Utopixar, a Tunisian startup set to deliver a social collaboration tool for communities and organisations to facilitate participative decision-making and value transfer has received up to $100,000 from UNICEF to improve the lives of the country’s most vulnerable children.
Utopixar was among the six companies in developing and emerging economies will receive investment from UNICEF’s Innovation Fund to solve global challenges using blockchain technology.
AtixLabs,Onesmart,Prescrypto,Statwig, andW3 Engineers were part of the six set to deliver open-source prototypes of blockchain applications within 12-months. They join 20 other technology startups currently under management by the Fund in fields from data science and machine learning, to virtual reality, to drones.
Atix Labs from Argentina will develop a platform for small to medium-sized enterprises to gain access to funding while creating traceability into where the funds are used and measuring the impact. Mexico’s Onesmart will address the misappropriation of funds in emerging markets with the scale of its prototype application, which ensures the delivery of state-provided social services to children and young people.
Prescrypto also from Mexico will provide a digital solution to the lack of electronic prescriptions in developing countries with a platform that allows medical services providers to view one common history of a patient, and improve the level of care.
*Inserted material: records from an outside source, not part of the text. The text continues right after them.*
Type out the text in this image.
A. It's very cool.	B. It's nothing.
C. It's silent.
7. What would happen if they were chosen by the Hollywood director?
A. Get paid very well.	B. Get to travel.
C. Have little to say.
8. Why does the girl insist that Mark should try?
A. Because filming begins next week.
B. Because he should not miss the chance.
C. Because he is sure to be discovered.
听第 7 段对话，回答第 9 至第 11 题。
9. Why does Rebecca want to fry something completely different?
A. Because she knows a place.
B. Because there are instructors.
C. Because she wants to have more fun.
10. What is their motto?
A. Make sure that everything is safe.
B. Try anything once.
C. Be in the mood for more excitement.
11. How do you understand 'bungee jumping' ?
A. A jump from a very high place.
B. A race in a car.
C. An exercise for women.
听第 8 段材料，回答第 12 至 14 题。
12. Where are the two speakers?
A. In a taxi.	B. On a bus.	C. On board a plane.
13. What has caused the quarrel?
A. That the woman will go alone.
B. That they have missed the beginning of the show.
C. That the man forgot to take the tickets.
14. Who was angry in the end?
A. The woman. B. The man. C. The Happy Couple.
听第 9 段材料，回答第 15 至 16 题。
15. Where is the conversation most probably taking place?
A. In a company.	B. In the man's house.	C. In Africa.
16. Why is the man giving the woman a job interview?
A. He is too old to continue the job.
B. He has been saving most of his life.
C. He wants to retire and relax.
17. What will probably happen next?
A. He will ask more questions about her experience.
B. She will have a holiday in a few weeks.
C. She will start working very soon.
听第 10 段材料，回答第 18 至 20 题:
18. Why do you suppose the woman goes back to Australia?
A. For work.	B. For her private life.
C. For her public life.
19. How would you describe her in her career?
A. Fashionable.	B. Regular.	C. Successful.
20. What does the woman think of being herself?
India’s Statwig will use blockchain solutions to ensure the efficient delivery of vaccines through an enhanced supply-chain management system.
Bangladesh’s W3 Engineers will improve connectivity within the refugee and migrant communities through an offline mobile networking platform without the use of sim cards and internet connection.
These investments are part of UNICEF’s larger blockchain explorations of using smart-contracts for organizational efficiencies, creating distributed decision-making processes, and working to build knowledge and understanding of distributed ledger technology both in the United Nations and in the countries where UNICEF works.
In addition to funding the start-up companies, UNICEF’s Innovation Fund will provide product and technology assistance, support with business growth, and access to a network of experts and partners. The Fund also actively seeks second-round investment and support for companies it has invested in, as well as the opportunity to scale-up these technologies, when they are successful, in the more than 190 countries and territories where UNICEF operates.